As recently as mid-August, the city was averaging under 250 cases a day. Rising transmission in a few corners of the city — the Borough Park neighborhood of Brooklyn and Far Rockaway, Queens, for instance — led to a rising case count throughout September, prompting Mr. Cuomo to impose localized restrictions. Those hot spots, many coinciding with Orthodox Jewish neighborhoods, seemed to improve in October.

But then the situation began worsening across the entire city. At the end of October and into early November, the case count surged at an accelerating rate, alarming city health officials.

On Thursday, Mr. de Blasio said that an average of 1,255 new cases a day had been detected over a recent seven-day stretch.

And the numbers that the city releases appear to be an undercount, as New York City’s statistics only include cases diagnosed with a polymerase chain reaction, or P.C.R., test — considered the gold standard.

Increasingly many people are getting antigen tests, which tend to be faster but are less likely to detect low levels of the virus. New York City does not yet include people who received a positive result through an antigen test in its official counts, contributing to a disparity with the figures released by the state.

New York State, which includes antigen tests in their count, has said that the new case count in New York City has climbed above 1,800 on some days over the last two weeks. The city’s daily count hasn’t surpassed 1,500 this month.

So far, officials have provided only the faintest description about what they have learned about what locations or activities are driving current transmission.

About 10 percent of cases of late seem to originate with travel outside of New York, the mayor has said. Another 5 to 10 percent of cases have been linked through contact tracing “back to gatherings or small events,” said Dr. Ted Long, a senior official with New York City’s Test and Trace program, adding that contact tracing has not turned up any “superspreader events” of late.

Another 5 or so percent are linked to nursing homes and other group homes, said Dr. Jay Varma, a senior adviser to the mayor.

But officials say they have little sense of where most other infections originated.

The percentage of cases that contact tracers cannot link to a particular event or place has been increasing as the numbers get worse, officials say.

There is hardly unanimity from outside experts about how to respond to the spread, although most agree it’s time for action.

“We need to be ahead of the curve and not be quite so slow in acting on our information,” said Dr.
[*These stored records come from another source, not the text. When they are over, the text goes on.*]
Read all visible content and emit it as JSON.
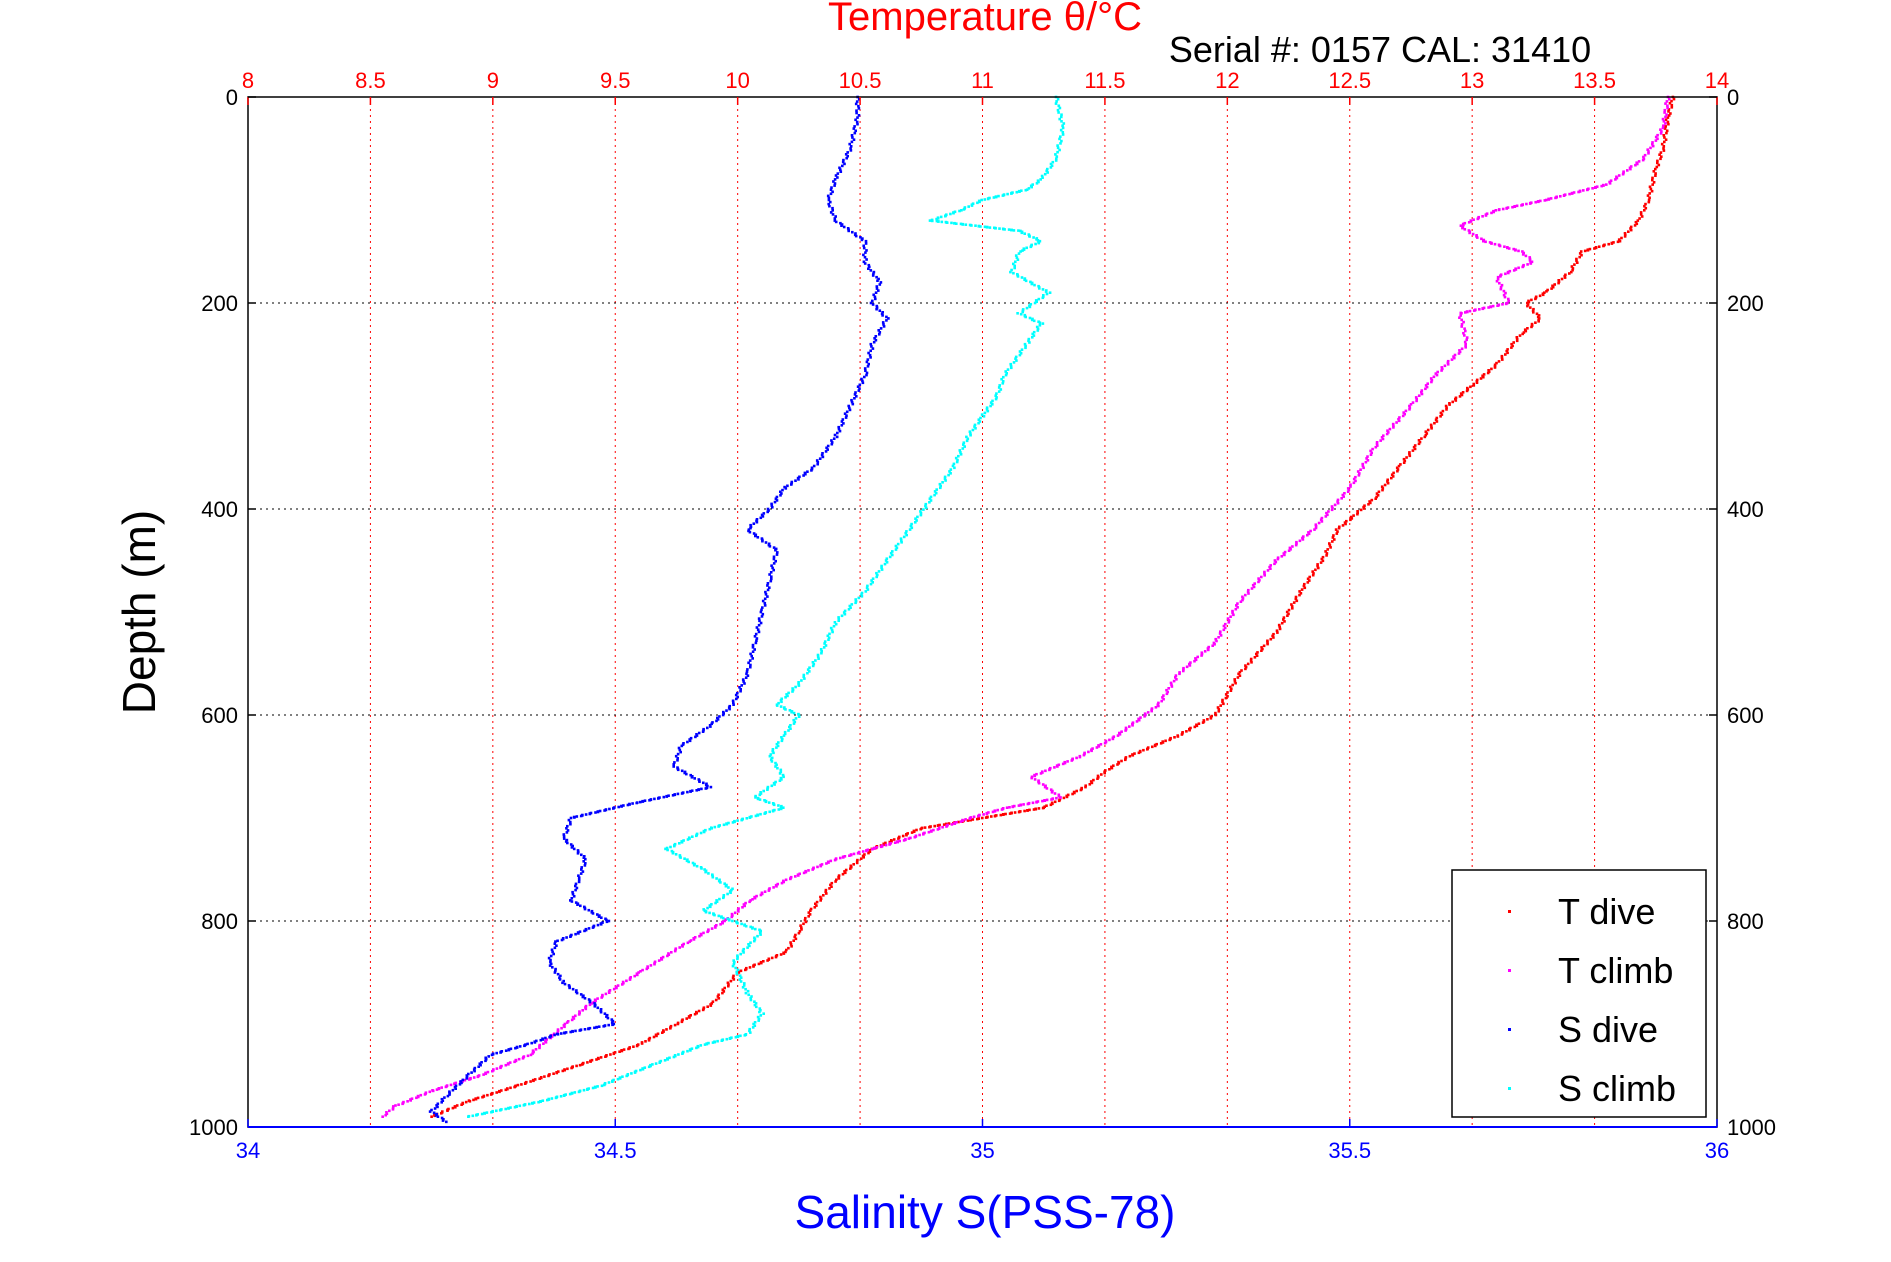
{
  "chart_data": {
    "type": "scatter",
    "title_top": "Temperature θ/°C",
    "annotation": "Serial #: 0157  CAL: 31410",
    "xlabel": "Salinity S(PSS-78)",
    "ylabel": "Depth (m)",
    "x_bottom": {
      "label": "Salinity S(PSS-78)",
      "range": [
        34,
        36
      ],
      "ticks": [
        "34",
        "34.5",
        "35",
        "35.5",
        "36"
      ],
      "color": "#0000ff"
    },
    "x_top": {
      "label": "Temperature θ/°C",
      "range": [
        8,
        14
      ],
      "ticks": [
        "8",
        "8.5",
        "9",
        "9.5",
        "10",
        "10.5",
        "11",
        "11.5",
        "12",
        "12.5",
        "13",
        "13.5",
        "14"
      ],
      "color": "#ff0000"
    },
    "y": {
      "range": [
        0,
        1000
      ],
      "reversed": true,
      "ticks": [
        "0",
        "200",
        "400",
        "600",
        "800",
        "1000"
      ]
    },
    "grid": true,
    "legend_position": "bottom-right",
    "series": [
      {
        "name": "T dive",
        "axis": "temperature",
        "color": "#ff0000",
        "points": [
          [
            13.82,
            0
          ],
          [
            13.8,
            20
          ],
          [
            13.78,
            50
          ],
          [
            13.75,
            70
          ],
          [
            13.72,
            100
          ],
          [
            13.68,
            120
          ],
          [
            13.6,
            140
          ],
          [
            13.45,
            150
          ],
          [
            13.4,
            170
          ],
          [
            13.3,
            190
          ],
          [
            13.22,
            200
          ],
          [
            13.28,
            215
          ],
          [
            13.2,
            230
          ],
          [
            13.1,
            260
          ],
          [
            13.0,
            280
          ],
          [
            12.9,
            300
          ],
          [
            12.8,
            330
          ],
          [
            12.7,
            360
          ],
          [
            12.6,
            390
          ],
          [
            12.45,
            420
          ],
          [
            12.4,
            445
          ],
          [
            12.3,
            480
          ],
          [
            12.2,
            520
          ],
          [
            12.05,
            560
          ],
          [
            11.95,
            600
          ],
          [
            11.8,
            620
          ],
          [
            11.6,
            640
          ],
          [
            11.5,
            655
          ],
          [
            11.42,
            670
          ],
          [
            11.25,
            690
          ],
          [
            11.0,
            700
          ],
          [
            10.75,
            710
          ],
          [
            10.55,
            730
          ],
          [
            10.4,
            760
          ],
          [
            10.3,
            790
          ],
          [
            10.25,
            810
          ],
          [
            10.2,
            830
          ],
          [
            10.0,
            850
          ],
          [
            9.9,
            880
          ],
          [
            9.75,
            900
          ],
          [
            9.6,
            920
          ],
          [
            9.35,
            940
          ],
          [
            9.1,
            960
          ],
          [
            8.9,
            975
          ],
          [
            8.8,
            985
          ],
          [
            8.75,
            990
          ]
        ]
      },
      {
        "name": "T climb",
        "axis": "temperature",
        "color": "#ff00ff",
        "points": [
          [
            13.8,
            0
          ],
          [
            13.78,
            30
          ],
          [
            13.7,
            60
          ],
          [
            13.55,
            85
          ],
          [
            13.3,
            100
          ],
          [
            13.1,
            110
          ],
          [
            12.95,
            125
          ],
          [
            13.05,
            140
          ],
          [
            13.2,
            150
          ],
          [
            13.25,
            160
          ],
          [
            13.1,
            175
          ],
          [
            13.15,
            200
          ],
          [
            12.95,
            210
          ],
          [
            12.98,
            240
          ],
          [
            12.85,
            270
          ],
          [
            12.75,
            300
          ],
          [
            12.6,
            340
          ],
          [
            12.5,
            380
          ],
          [
            12.35,
            420
          ],
          [
            12.2,
            450
          ],
          [
            12.05,
            490
          ],
          [
            11.95,
            530
          ],
          [
            11.8,
            560
          ],
          [
            11.72,
            590
          ],
          [
            11.55,
            620
          ],
          [
            11.4,
            640
          ],
          [
            11.2,
            660
          ],
          [
            11.32,
            680
          ],
          [
            11.1,
            690
          ],
          [
            10.95,
            700
          ],
          [
            10.7,
            720
          ],
          [
            10.4,
            740
          ],
          [
            10.2,
            760
          ],
          [
            10.05,
            780
          ],
          [
            9.95,
            800
          ],
          [
            9.8,
            820
          ],
          [
            9.6,
            850
          ],
          [
            9.4,
            880
          ],
          [
            9.3,
            900
          ],
          [
            9.15,
            930
          ],
          [
            8.95,
            950
          ],
          [
            8.75,
            965
          ],
          [
            8.6,
            980
          ],
          [
            8.55,
            990
          ]
        ]
      },
      {
        "name": "S dive",
        "axis": "salinity",
        "color": "#0000ff",
        "points": [
          [
            34.83,
            0
          ],
          [
            34.83,
            20
          ],
          [
            34.82,
            50
          ],
          [
            34.8,
            80
          ],
          [
            34.79,
            100
          ],
          [
            34.8,
            120
          ],
          [
            34.84,
            140
          ],
          [
            34.84,
            160
          ],
          [
            34.86,
            180
          ],
          [
            34.85,
            200
          ],
          [
            34.87,
            215
          ],
          [
            34.85,
            240
          ],
          [
            34.84,
            270
          ],
          [
            34.82,
            300
          ],
          [
            34.8,
            330
          ],
          [
            34.77,
            360
          ],
          [
            34.73,
            380
          ],
          [
            34.71,
            400
          ],
          [
            34.68,
            420
          ],
          [
            34.72,
            440
          ],
          [
            34.71,
            470
          ],
          [
            34.7,
            500
          ],
          [
            34.69,
            530
          ],
          [
            34.68,
            560
          ],
          [
            34.66,
            590
          ],
          [
            34.63,
            610
          ],
          [
            34.59,
            630
          ],
          [
            34.58,
            650
          ],
          [
            34.63,
            670
          ],
          [
            34.53,
            685
          ],
          [
            34.44,
            700
          ],
          [
            34.43,
            720
          ],
          [
            34.46,
            740
          ],
          [
            34.45,
            760
          ],
          [
            34.44,
            780
          ],
          [
            34.49,
            800
          ],
          [
            34.42,
            820
          ],
          [
            34.41,
            840
          ],
          [
            34.43,
            860
          ],
          [
            34.47,
            880
          ],
          [
            34.5,
            900
          ],
          [
            34.42,
            910
          ],
          [
            34.38,
            920
          ],
          [
            34.33,
            930
          ],
          [
            34.3,
            950
          ],
          [
            34.27,
            970
          ],
          [
            34.25,
            985
          ],
          [
            34.27,
            995
          ]
        ]
      },
      {
        "name": "S climb",
        "axis": "salinity",
        "color": "#00ffff",
        "points": [
          [
            35.1,
            0
          ],
          [
            35.11,
            30
          ],
          [
            35.1,
            60
          ],
          [
            35.08,
            80
          ],
          [
            35.06,
            90
          ],
          [
            35.0,
            100
          ],
          [
            34.97,
            110
          ],
          [
            34.93,
            120
          ],
          [
            35.05,
            130
          ],
          [
            35.08,
            140
          ],
          [
            35.05,
            150
          ],
          [
            35.04,
            170
          ],
          [
            35.09,
            190
          ],
          [
            35.05,
            210
          ],
          [
            35.08,
            220
          ],
          [
            35.06,
            240
          ],
          [
            35.03,
            270
          ],
          [
            35.02,
            290
          ],
          [
            35.0,
            310
          ],
          [
            34.98,
            330
          ],
          [
            34.96,
            360
          ],
          [
            34.93,
            390
          ],
          [
            34.9,
            420
          ],
          [
            34.87,
            450
          ],
          [
            34.84,
            480
          ],
          [
            34.8,
            510
          ],
          [
            34.78,
            540
          ],
          [
            34.75,
            570
          ],
          [
            34.72,
            590
          ],
          [
            34.75,
            600
          ],
          [
            34.73,
            620
          ],
          [
            34.71,
            640
          ],
          [
            34.73,
            660
          ],
          [
            34.69,
            680
          ],
          [
            34.73,
            690
          ],
          [
            34.63,
            710
          ],
          [
            34.57,
            730
          ],
          [
            34.62,
            750
          ],
          [
            34.66,
            770
          ],
          [
            34.62,
            790
          ],
          [
            34.7,
            810
          ],
          [
            34.66,
            840
          ],
          [
            34.68,
            870
          ],
          [
            34.7,
            890
          ],
          [
            34.68,
            910
          ],
          [
            34.62,
            920
          ],
          [
            34.55,
            940
          ],
          [
            34.48,
            960
          ],
          [
            34.4,
            975
          ],
          [
            34.3,
            990
          ]
        ]
      }
    ]
  }
}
Jessica Justman, an epidemiology professor at the Mailman School of Public Health at Columbia University.

In interviews, epidemiologists proposed a range of options the city should be considering, from shutting down gyms and tightening up quarantines for travelers to more comprehensive public health advice that went beyond exhortations to wear masks and wash hands.
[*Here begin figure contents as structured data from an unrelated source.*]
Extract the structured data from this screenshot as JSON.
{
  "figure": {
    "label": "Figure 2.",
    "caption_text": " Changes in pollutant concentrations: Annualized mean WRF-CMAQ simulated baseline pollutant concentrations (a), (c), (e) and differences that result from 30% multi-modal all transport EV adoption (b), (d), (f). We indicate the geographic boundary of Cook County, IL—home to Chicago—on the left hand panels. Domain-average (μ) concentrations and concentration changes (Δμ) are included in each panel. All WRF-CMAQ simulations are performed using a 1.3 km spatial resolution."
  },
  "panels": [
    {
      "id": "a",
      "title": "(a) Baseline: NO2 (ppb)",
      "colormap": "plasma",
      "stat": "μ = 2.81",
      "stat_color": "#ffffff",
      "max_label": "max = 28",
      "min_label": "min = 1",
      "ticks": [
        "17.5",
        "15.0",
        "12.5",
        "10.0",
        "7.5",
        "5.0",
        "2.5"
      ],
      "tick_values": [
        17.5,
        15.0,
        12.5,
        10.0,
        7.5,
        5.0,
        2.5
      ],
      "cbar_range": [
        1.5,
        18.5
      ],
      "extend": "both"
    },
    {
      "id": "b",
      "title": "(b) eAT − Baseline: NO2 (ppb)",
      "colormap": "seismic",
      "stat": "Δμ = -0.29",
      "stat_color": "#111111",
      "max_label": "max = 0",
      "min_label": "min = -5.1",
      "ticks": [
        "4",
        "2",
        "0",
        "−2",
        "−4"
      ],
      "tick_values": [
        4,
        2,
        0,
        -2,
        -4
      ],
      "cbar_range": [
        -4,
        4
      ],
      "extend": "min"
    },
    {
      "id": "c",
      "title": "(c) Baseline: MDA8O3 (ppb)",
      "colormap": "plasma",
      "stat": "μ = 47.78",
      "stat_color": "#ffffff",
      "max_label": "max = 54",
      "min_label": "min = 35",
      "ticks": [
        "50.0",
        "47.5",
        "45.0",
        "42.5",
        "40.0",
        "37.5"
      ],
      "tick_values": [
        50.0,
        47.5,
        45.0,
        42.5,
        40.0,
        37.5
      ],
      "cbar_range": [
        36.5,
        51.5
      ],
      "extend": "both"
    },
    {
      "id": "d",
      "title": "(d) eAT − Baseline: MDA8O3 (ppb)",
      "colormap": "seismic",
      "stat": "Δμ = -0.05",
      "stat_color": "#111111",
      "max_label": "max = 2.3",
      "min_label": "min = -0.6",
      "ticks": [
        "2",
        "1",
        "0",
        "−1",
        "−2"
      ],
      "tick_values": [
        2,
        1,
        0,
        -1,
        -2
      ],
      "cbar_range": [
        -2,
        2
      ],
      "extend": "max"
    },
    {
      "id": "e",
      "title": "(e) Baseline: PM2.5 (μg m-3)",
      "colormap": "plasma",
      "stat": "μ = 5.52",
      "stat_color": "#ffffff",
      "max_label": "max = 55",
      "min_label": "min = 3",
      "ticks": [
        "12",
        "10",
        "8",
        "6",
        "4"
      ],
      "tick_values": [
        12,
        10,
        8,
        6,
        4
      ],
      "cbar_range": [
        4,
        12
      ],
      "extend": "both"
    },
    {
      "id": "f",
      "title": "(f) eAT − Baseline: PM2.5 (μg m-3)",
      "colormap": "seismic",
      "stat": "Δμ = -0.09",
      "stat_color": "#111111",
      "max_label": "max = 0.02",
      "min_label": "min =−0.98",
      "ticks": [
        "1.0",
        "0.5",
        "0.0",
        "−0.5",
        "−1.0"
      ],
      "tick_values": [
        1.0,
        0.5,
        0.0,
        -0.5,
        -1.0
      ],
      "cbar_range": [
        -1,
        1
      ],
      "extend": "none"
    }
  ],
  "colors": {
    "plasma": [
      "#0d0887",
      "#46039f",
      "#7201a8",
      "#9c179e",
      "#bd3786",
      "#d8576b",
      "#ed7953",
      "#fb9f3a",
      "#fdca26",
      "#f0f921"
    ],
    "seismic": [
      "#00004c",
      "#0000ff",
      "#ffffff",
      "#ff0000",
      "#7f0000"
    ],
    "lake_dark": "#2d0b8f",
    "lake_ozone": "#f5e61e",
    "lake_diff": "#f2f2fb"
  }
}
Denis Nash, a former health department official and professor of epidemiology at the City University of New York’s School of Public Health, said that it was time for the public health advice to grow more nuanced.
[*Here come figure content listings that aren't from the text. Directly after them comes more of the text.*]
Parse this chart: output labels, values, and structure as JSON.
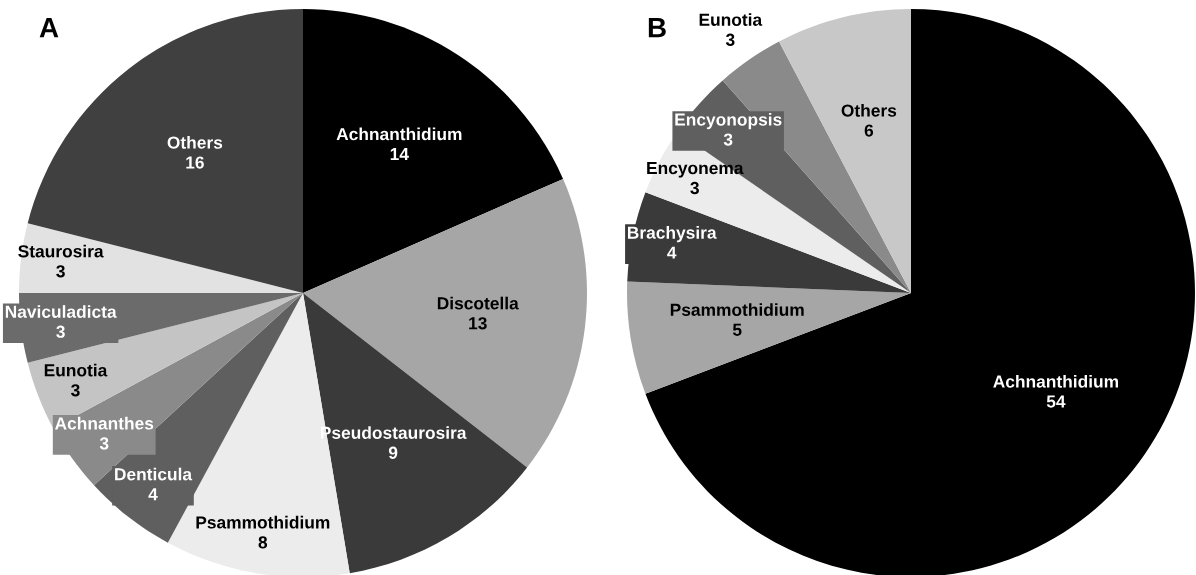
{
  "chart_data": [
    {
      "type": "pie",
      "title": "A",
      "categories": [
        "Achnanthidium",
        "Discotella",
        "Pseudostaurosira",
        "Psammothidium",
        "Denticula",
        "Achnanthes",
        "Eunotia",
        "Naviculadicta",
        "Staurosira",
        "Others"
      ],
      "values": [
        14,
        13,
        9,
        8,
        4,
        3,
        3,
        3,
        3,
        16
      ],
      "colors": [
        "#000000",
        "#a6a6a6",
        "#3a3a3a",
        "#ececec",
        "#5f5f5f",
        "#8a8a8a",
        "#c4c4c4",
        "#6b6b6b",
        "#e2e2e2",
        "#404040"
      ],
      "data_labels": true,
      "legend": false
    },
    {
      "type": "pie",
      "title": "B",
      "categories": [
        "Achnanthidium",
        "Psammothidium",
        "Brachysira",
        "Encyonema",
        "Encyonopsis",
        "Eunotia",
        "Others"
      ],
      "values": [
        54,
        5,
        4,
        3,
        3,
        3,
        6
      ],
      "colors": [
        "#000000",
        "#a6a6a6",
        "#3a3a3a",
        "#ececec",
        "#5f5f5f",
        "#8a8a8a",
        "#c8c8c8"
      ],
      "data_labels": true,
      "legend": false
    }
  ]
}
“I’ve been struck by the lack of harm-reduction language,” he said.

Another epidemiologist, Kitaw Demissie, who is dean of the School of Public Health at SUNY Downstate Medical Center, in Brooklyn, said that many infections seemed tied to small group gatherings of friends and family — and that reducing transmission required finding ways to convince people to wear masks indoors more often.

“Changing behavior is very, very challenging,” he said, but added that public health officials could be offering more nuanced advice. If people were going to gather for Thanksgiving, for instance, there was no need to eat together at the table — why not encourage them to spread out around the kitchen and living room?

“I’m shocked that City Hall seems to have learned so little from what happened in March,” said James Krellenstein, an H.I.V. activist and member of the Covid-19 working group who helped organize the Working Group-New York letters. “We don’t have time in an epidemic to dither.”